Por Bruno Ernesto
Quando alguém me pergunta qual é o segredo para se escrever uma crônica, minha resposta é simples e direta: observe a vida ao seu redor.
Escrever uma crônica nada mais é que uma extensão tangível do nosso pensamento e sentimentos.
Escreve-se o que, por vezes, não se diz.
O hábito de ler, embora indispensável para o ofício, representa apenas uma fração do que é necessário para a criação de uma crônica.
Sentimento, percepção e sensibilidade são o que, de fato, nos induz e conduz nessa criação.
Aliás, nem criação é. Se fosse criação, seria uma estória.
Por ser a pura realidade, ainda que figurativa, nos faz refletir e, talvez, desperte algo parecido em quem se disponha a lê-la. Ainda que seja sem interesse.
Tem dia que é mais fácil; dia mais difícil. Alguns, impossíveis. E hoje é um dia difícil.
Embora seja Sexta-feira Santa, acordei cedo como sempre e, num despertar lento e compassado, sentei e aguardei meus gatos virem se enroscar nas minhas pernas, num balé sincopado entre roçados e miados, como de costume.
O dia aparentemente seria como qualquer outro. Não foi.
Até pensei em enviar uma mensagem para o editor, comunicando que talvez não conseguisse escrever algo para esse domingo. Pediria sua compreensão.
Talvez no decorrer do outro dia surgisse uma estreita faixa de luz que me levasse a um texto sóbrio, apurado. Mas seria o outro dia. Não serviria. Perderia sua essência.
No decorrer do dia, num misto de emoção e incredulidade, descartei a ideia pois, às vezes, a crônica vem justamente como uma avalanche.
Imediatamente me veio – vividamente -, a nossa última conversa. Ao pé do ouvido, no aniversário de quinze anos de minha filha – sua única neta, como dizia -, comemorado há exatas duas semanas.
Há alguns anos os nossos caminhos já não convergiam como outrora.
Os almoços aos domingos e o veraneio em Tibau ficaram na minha memória. Porém minha admiração e respeito seguiram inabaláveis. Admiração e respeito são inegociáveis.
Me perguntou se eu ainda tinha a tela que ela pintou e me presenteou há vários anos, num dom artístico que despertara na flor da idade.
– Claro, que sim! O deserto, as pirâmides. Está na sala de casa, em Natal. Numa linda moldura vermelha.
Me pediu que me enviasse uma foto para completar o seu acervo para a exposição que estava por acontecer. Me comprometi, a trazê-la para a exposição.

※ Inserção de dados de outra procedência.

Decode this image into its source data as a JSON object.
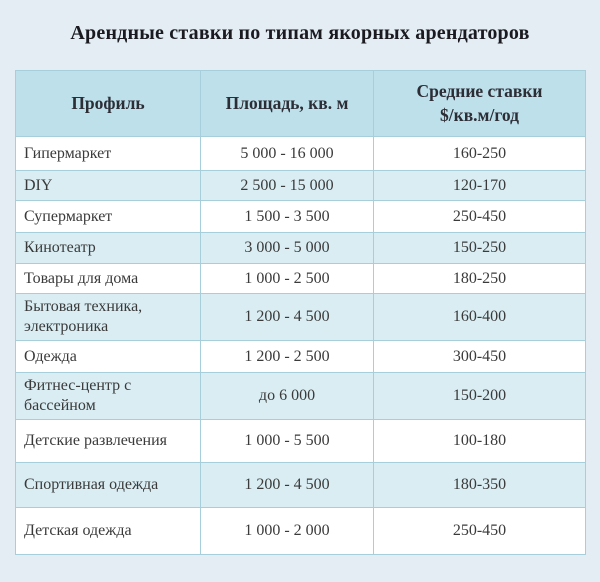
{
  "title": "Арендные ставки по типам якорных арендаторов",
  "colors": {
    "page_bg": "#e3edf3",
    "header_bg": "#bde0ea",
    "row_alt_bg": "#d9edf3",
    "border": "#a6cfdb",
    "title_color": "#1a1a20",
    "header_text": "#2d2d36",
    "cell_text": "#3a3a3a"
  },
  "chart_data": {
    "type": "table",
    "title": "Арендные ставки по типам якорных арендаторов",
    "columns": [
      "Профиль",
      "Площадь, кв. м",
      "Средние ставки\n$/кв.м/год"
    ],
    "rows": [
      {
        "profile": "Гипермаркет",
        "area": "5 000 - 16 000",
        "rate": "160-250"
      },
      {
        "profile": "DIY",
        "area": "2 500 - 15 000",
        "rate": "120-170"
      },
      {
        "profile": "Супермаркет",
        "area": "1 500 - 3 500",
        "rate": "250-450"
      },
      {
        "profile": "Кинотеатр",
        "area": "3 000 - 5 000",
        "rate": "150-250"
      },
      {
        "profile": "Товары для дома",
        "area": "1 000 - 2 500",
        "rate": "180-250"
      },
      {
        "profile": "Бытовая техника, электроника",
        "area": "1 200 - 4 500",
        "rate": "160-400"
      },
      {
        "profile": "Одежда",
        "area": "1 200 - 2 500",
        "rate": "300-450"
      },
      {
        "profile": "Фитнес-центр с бассейном",
        "area": "до 6 000",
        "rate": "150-200"
      },
      {
        "profile": "Детские развлечения",
        "area": "1 000 - 5 500",
        "rate": "100-180"
      },
      {
        "profile": "Спортивная одежда",
        "area": "1 200 - 4 500",
        "rate": "180-350"
      },
      {
        "profile": "Детская одежда",
        "area": "1 000 - 2 000",
        "rate": "250-450"
      }
    ]
  }
}
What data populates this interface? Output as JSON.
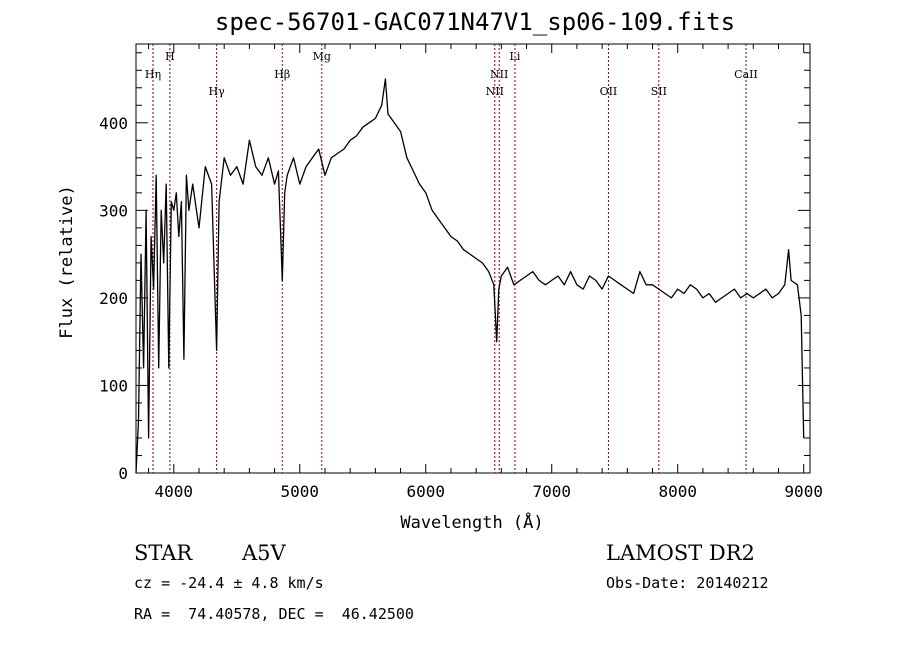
{
  "chart_data": {
    "type": "line",
    "title": "spec-56701-GAC071N47V1_sp06-109.fits",
    "xlabel": "Wavelength (Å)",
    "ylabel": "Flux (relative)",
    "xlim": [
      3700,
      9050
    ],
    "ylim": [
      0,
      490
    ],
    "xticks": [
      4000,
      5000,
      6000,
      7000,
      8000,
      9000
    ],
    "yticks": [
      0,
      100,
      200,
      300,
      400
    ],
    "xtick_labels": [
      "4000",
      "5000",
      "6000",
      "7000",
      "8000",
      "9000"
    ],
    "ytick_labels": [
      "0",
      "100",
      "200",
      "300",
      "400"
    ],
    "grid": false,
    "line_color": "#000000",
    "marker_color": "#8b0000",
    "series": [
      {
        "x": [
          3700,
          3720,
          3740,
          3760,
          3780,
          3800,
          3820,
          3840,
          3860,
          3880,
          3900,
          3920,
          3940,
          3960,
          3980,
          4000,
          4020,
          4040,
          4060,
          4080,
          4100,
          4120,
          4150,
          4200,
          4250,
          4300,
          4340,
          4360,
          4400,
          4450,
          4500,
          4550,
          4600,
          4650,
          4700,
          4750,
          4800,
          4830,
          4861,
          4880,
          4900,
          4950,
          5000,
          5050,
          5100,
          5150,
          5200,
          5250,
          5300,
          5350,
          5400,
          5450,
          5500,
          5550,
          5600,
          5650,
          5680,
          5700,
          5750,
          5800,
          5850,
          5900,
          5950,
          6000,
          6050,
          6100,
          6150,
          6200,
          6250,
          6300,
          6350,
          6400,
          6450,
          6500,
          6540,
          6563,
          6580,
          6600,
          6650,
          6700,
          6750,
          6800,
          6850,
          6900,
          6950,
          7000,
          7050,
          7100,
          7150,
          7200,
          7250,
          7300,
          7350,
          7400,
          7450,
          7500,
          7550,
          7600,
          7650,
          7700,
          7750,
          7800,
          7850,
          7900,
          7950,
          8000,
          8050,
          8100,
          8150,
          8200,
          8250,
          8300,
          8350,
          8400,
          8450,
          8500,
          8550,
          8600,
          8650,
          8700,
          8750,
          8800,
          8850,
          8880,
          8900,
          8950,
          8980,
          9000
        ],
        "y": [
          0,
          60,
          250,
          120,
          300,
          40,
          270,
          210,
          340,
          120,
          300,
          240,
          330,
          120,
          310,
          300,
          320,
          270,
          310,
          130,
          340,
          300,
          330,
          280,
          350,
          330,
          140,
          310,
          360,
          340,
          350,
          330,
          380,
          350,
          340,
          360,
          330,
          345,
          220,
          320,
          340,
          360,
          330,
          350,
          360,
          370,
          340,
          360,
          365,
          370,
          380,
          385,
          395,
          400,
          405,
          420,
          450,
          410,
          400,
          390,
          360,
          345,
          330,
          320,
          300,
          290,
          280,
          270,
          265,
          255,
          250,
          245,
          240,
          230,
          215,
          150,
          210,
          225,
          235,
          215,
          220,
          225,
          230,
          220,
          215,
          220,
          225,
          215,
          230,
          215,
          210,
          225,
          220,
          210,
          225,
          220,
          215,
          210,
          205,
          230,
          215,
          215,
          210,
          205,
          200,
          210,
          205,
          215,
          210,
          200,
          205,
          195,
          200,
          205,
          210,
          200,
          205,
          200,
          205,
          210,
          200,
          205,
          215,
          255,
          220,
          215,
          180,
          40
        ]
      }
    ],
    "line_markers": [
      {
        "label": "Hη",
        "wavelength": 3835,
        "row": 1
      },
      {
        "label": "H",
        "wavelength": 3969,
        "row": 0
      },
      {
        "label": "Hγ",
        "wavelength": 4340,
        "row": 2
      },
      {
        "label": "Hβ",
        "wavelength": 4861,
        "row": 1
      },
      {
        "label": "Mg",
        "wavelength": 5175,
        "row": 0
      },
      {
        "label": "NII",
        "wavelength": 6548,
        "row": 2
      },
      {
        "label": "NII",
        "wavelength": 6583,
        "row": 1
      },
      {
        "label": "Li",
        "wavelength": 6708,
        "row": 0
      },
      {
        "label": "OII",
        "wavelength": 7450,
        "row": 2
      },
      {
        "label": "SII",
        "wavelength": 7850,
        "row": 2
      },
      {
        "label": "CaII",
        "wavelength": 8542,
        "row": 1
      }
    ]
  },
  "info": {
    "star_label": "STAR",
    "spectral_type": "A5V",
    "cz": "cz = -24.4 ± 4.8 km/s",
    "radec": "RA =  74.40578, DEC =  46.42500",
    "survey": "LAMOST DR2",
    "obs_date": "Obs-Date: 20140212"
  }
}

– É uma das que mais estimo. Porém não devolvo.
Sorrimos como há muito não sorríamos numa conversa franca.
Um tanta debilitada, quis abraçá-la, porém, não o fiz. Não o fiz.
Queria tanto retribuir o afetuoso, consolador e longo abraço que ela me dera cinco anos, no dia da despedida do meu pai. Jamais esquecerei.
Mal sabia que aquela seria nossa despedida. Sorrimos e nos despedimos.
Não deu tempo par mais nada.
Só para as boas lembranças, agradecimento e saudade.
*Crônica em homenagem à Neuza Medeiros, servidora aposentada da Universidade do Estado do RN (UERN).